Here are some tips for filling up on these keto meal components when money is tight:
- Buy in bulk. Buying foods in bulk can help you reduce expenses. Items such as nuts, seeds, and shredded coconut can be found in bulk at most stores, while cooking oils can be purchased online or at a discount store in bulk.
- Look for sales and stock up. If you have room in your freezer, stock up on meats, vegetables and even avocados (you can freeze the pulp) when they are on sale. You can also take advantage of non-perishable items such as nuts, seeds and oils at reduced prices and stock up your pantry.
- Buy vegetables in season. Seasonal vegetables, as well as locally grown ones, tend to be cheaper than those that are out of season. Plan your meals around the season of certain nonstarchy vegetables.
- Choose frozen over fresh. Most frozen fruits and vegetables, such as berries, cauliflower and broccoli, are more affordable than their fresh counterparts. They also last longer, so you won’t have to worry about wasting money on produce that will spoil if not consumed quickly.
- Start planning and preparing your meals. Planning meals before you go grocery shopping can help you avoid unnecessary purchases. Also, preparing some meals or foods such as hard-boiled eggs and shredded chicken in advance can help you stick to your plan during the week and avoid expensive take-out orders.
- Opt for cheaper proteins. Eggs are an incredibly inexpensive and keto-friendly food that you can use in a variety of meals to reduce your food costs. You can also save money by buying cooked whole chickens and using or freezing all the parts, and buying cheaper cuts of meat such as pork, rib-eye steak, ground steak, and chicken thighs.
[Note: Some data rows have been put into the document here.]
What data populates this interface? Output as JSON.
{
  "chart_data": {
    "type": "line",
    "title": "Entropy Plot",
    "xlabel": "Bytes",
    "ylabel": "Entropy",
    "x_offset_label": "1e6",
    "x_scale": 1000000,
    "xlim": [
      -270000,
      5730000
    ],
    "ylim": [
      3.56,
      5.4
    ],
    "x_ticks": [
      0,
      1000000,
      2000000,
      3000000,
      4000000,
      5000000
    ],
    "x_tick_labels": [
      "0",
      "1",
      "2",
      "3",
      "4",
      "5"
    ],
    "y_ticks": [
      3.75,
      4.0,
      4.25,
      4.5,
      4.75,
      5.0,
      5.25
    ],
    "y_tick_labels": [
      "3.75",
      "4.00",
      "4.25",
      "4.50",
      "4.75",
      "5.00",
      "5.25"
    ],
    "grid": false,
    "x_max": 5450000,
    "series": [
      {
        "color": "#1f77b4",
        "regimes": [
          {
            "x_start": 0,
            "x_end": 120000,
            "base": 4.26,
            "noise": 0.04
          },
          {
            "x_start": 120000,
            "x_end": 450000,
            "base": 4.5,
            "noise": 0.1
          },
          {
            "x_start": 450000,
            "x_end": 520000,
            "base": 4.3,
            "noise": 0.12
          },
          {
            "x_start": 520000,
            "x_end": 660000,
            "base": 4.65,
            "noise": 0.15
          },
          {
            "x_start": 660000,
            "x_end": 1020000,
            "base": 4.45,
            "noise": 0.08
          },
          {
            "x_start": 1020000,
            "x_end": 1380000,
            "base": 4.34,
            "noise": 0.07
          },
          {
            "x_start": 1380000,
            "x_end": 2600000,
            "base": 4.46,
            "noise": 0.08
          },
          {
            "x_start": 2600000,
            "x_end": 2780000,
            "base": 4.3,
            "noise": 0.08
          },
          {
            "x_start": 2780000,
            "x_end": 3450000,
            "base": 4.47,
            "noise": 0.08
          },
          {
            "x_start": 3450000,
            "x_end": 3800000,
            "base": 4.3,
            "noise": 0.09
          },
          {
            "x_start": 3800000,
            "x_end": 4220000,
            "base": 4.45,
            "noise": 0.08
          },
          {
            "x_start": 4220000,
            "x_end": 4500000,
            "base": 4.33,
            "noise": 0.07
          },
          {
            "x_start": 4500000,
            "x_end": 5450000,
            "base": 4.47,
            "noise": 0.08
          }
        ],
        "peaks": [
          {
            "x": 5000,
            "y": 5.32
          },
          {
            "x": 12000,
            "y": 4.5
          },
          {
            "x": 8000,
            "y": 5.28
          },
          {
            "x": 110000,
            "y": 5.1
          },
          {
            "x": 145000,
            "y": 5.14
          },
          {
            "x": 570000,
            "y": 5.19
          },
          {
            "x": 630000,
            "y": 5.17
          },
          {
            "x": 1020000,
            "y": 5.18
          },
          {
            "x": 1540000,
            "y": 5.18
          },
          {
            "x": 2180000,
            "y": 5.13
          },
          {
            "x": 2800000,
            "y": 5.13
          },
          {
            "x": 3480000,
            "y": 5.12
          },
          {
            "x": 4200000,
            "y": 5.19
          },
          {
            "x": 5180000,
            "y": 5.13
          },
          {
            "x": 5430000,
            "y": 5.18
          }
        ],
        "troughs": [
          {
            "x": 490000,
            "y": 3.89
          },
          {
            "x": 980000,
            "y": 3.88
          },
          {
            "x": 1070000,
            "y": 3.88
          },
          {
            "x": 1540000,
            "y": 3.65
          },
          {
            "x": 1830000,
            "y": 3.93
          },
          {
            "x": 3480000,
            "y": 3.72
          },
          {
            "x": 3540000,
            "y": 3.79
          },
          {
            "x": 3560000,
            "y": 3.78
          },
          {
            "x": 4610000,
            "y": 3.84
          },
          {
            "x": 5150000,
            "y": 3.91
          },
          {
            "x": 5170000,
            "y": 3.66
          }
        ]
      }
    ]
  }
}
- Skip packaged foods for weight loss. Ice cream and keto snacks may be tempting, but their price can be high. Instead of stocking up on these foods, buy whole foods first and reserve more sophisticated options for palate pleasers.
Shopping list on a budget
- Meat/protein: eggs, canned tuna, whole chickens, chicken thighs, pork ribs, frozen ground meats, discounted fresh meats to keep in the freezer, cottage cheese, whole Greek yogurt.
- Healthy fats: shredded coconuts, walnuts, almonds, pecans, sunflower seeds, hemp hearts, chia seeds, flax seeds, and nut butters in large quantities; avocado and olive oils; avocados for sale (freeze the pulp for later use); frozen coconut cubes and canned coconut milk; cheeses, butter, and ghee for sale
- Non-starchy vegetables (in season, on sale or frozen): zucchini, broccoli, cauliflower, asparagus, celery, green beans, squash, cabbage, Brussels sprouts, cucumbers, lettuce, spinach, arugula, eggplant, mushrooms, peppers.
- Low-carb fruits (in season, on sale or frozen): raspberries, strawberries, blackberries, plums, clementines, cherries, blueberries, kiwi.
In addition to sticking to these foods, you can shop at Trader Joe’s, Aldi, Costco or discount grocery stores to get the cheapest prices.